日々のつぶやき,  発達障害について

承認欲求が強くなるのはなぜ?

 
 

承認欲求が強くなる原因?

 
昨日の記事」と「一昨日の記事」。書いていた時はそれぞれ別の方向から書いていましたが、
書いたのをまとめてみると、実は同じ方向性だった可能性が出てきました。
 
「承認欲求」が強い子の傾向として、普段から「条件付きの報酬」が与えられていることが多い可能性があります。
この時に起こる「承認欲求」は、ペクスの手順にある「課題ができたらご褒美(強化子)をもらえる」という単純な「行動療法」ではなく、自分自身の存在がここにいていいのだと認められたいという「存在の欲求」です。
 
京都女子大学の研究では、親が「その子のありのまま」ではなく「⚪︎⚪︎ができたら愛する」という条件付きの承認を与えると、子どもは「認められるために努力しなければならない」という不安を抱えやすくなり、承認欲求が強まるとされているそうです。
つまり、「⚪︎⚪︎ができたら愛する」という承認ばかりが与えられてしまうと、さらにそれが長い期間にわたると、極端に言うと「自分自身の価値」を「親からの承認」以外にも欲しがってしまうとも考えられる?かもしれません。
本来は「親御さんから認められたい」だけだったものが、それ以外に認めてもらえる場所を探して、「いいね!」に求めてしまう傾向?
誰しもがそうなるとは限りませんが、一概に無関係とは言えなさそうです。
 
 

自分の「苦手」なもの?

 
当教室は基本的にすべて「母子分離」のレッスンです。
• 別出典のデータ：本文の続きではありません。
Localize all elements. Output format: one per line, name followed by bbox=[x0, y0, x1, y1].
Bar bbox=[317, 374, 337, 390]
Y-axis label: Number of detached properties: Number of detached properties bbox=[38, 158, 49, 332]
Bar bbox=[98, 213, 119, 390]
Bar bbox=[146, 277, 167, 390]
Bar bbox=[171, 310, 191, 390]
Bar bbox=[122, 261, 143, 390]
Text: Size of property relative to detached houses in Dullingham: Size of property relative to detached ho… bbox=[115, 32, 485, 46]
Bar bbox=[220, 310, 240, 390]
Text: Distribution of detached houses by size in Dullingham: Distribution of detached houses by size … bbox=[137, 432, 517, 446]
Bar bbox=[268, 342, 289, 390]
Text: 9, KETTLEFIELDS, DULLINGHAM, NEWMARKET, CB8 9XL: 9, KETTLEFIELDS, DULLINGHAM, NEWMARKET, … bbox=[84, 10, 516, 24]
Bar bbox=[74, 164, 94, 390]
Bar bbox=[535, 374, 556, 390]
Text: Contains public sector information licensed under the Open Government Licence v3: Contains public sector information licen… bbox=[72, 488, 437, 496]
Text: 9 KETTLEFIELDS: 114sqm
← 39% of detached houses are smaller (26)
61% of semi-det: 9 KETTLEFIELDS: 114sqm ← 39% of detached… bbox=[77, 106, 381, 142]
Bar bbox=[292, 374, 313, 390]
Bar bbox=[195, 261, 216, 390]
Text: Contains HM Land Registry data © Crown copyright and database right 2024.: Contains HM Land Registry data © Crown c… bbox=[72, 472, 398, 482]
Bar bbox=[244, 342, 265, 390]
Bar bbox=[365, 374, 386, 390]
親御さんがいないところでの子どもたちの様子は、親御さんと一緒にいる時の様子と違うことがあるので、その様子を見たいというのもあり、すべて母子分離でお願いしています。
 
みんな親御さんと離れてもすごくしっかりしていますね☺️
 
生徒さんたちの中で、「この子はすごいしっかりしてるなー」と思う子がいます。いえ、みんなしっかりしているのですが、
特に、自分のことをしっかりとわかっていて、「言語化」できる子は、しっかりしてるなーと感心します。
みんなそうなのですが、その中でも、自分の得意なことと不得意なことをすぐ伝えられる子がいます。
 
「⚪︎⚪︎ちゃんは△△は得意なの?」と聞くと、「いや苦手です」と即答した子がいました。
そうなんだ、とその時は深く考えなかったのですが、その子は別の質問においても、「これはいつもこれこれこうだから、得意じゃなくて、」とか、「家族にも、それは言われる」と、苦手なことやものを家族にも言われることがあるとのこと。
こうして今改めて思い出すと、もしかしたら、「あなたは△△が苦手よね」と親御さんがはっきりとそうおっしゃることがあるのかもしれません。
 
ペクスの手順では、「何か課題ができたらご褒美をあげるよ、次にも同じ行動ができるように頑張ろうね」というものですが、承認欲求のような「条件付きの報酬」の場合、「△△ができたらあなたはすごいね!」「誰々みたいになれるよ!」みたいな言い方をしてしまってるのかもしれません。
それはもしかして子どもからすると、「△△ができないとすごいと言ってもらえない」とか、「誰々みたいになるためにはもっと努力しなちゃ!」と考えるようになるのかもしれません。
そうなると、その先にもし「誰々みたいなことをやってみたけど、今一歩届かなかった場合」、とてつもなく激しく「誰々みたいになりたいー!!!」と承認欲求が強く出てしまう…こともあるのかも?しれません。
 
 

「ご褒美(強化子)をあげる」ことと「存在価値を認める」のは別

 
その子の「存在価値を認める」ことは、「あなたはここにいていいんだよ」と誰かに言ってもらえること。
それを親から子どもに伝えることは、子育て中の私でもなかなか、ちょっと恥ずかしくて言えなかったりします。が、その分、私が行なってきたことはとにかく「ぎゅー!」とすることでした。
言葉なんて、いらないんですよね。とにかく、いつでもどこでも「ぎゅー!」とする。それは、言葉以上に(多分)深い愛情となって子どもに伝わった、と私は思っている…のですが…
 
ABA療法やペクスでいうところの「良い行動を褒める」ことと、「存在価値を認める愛情」は、別にして褒めていくことが、子どもたちには必要なのかもしれません。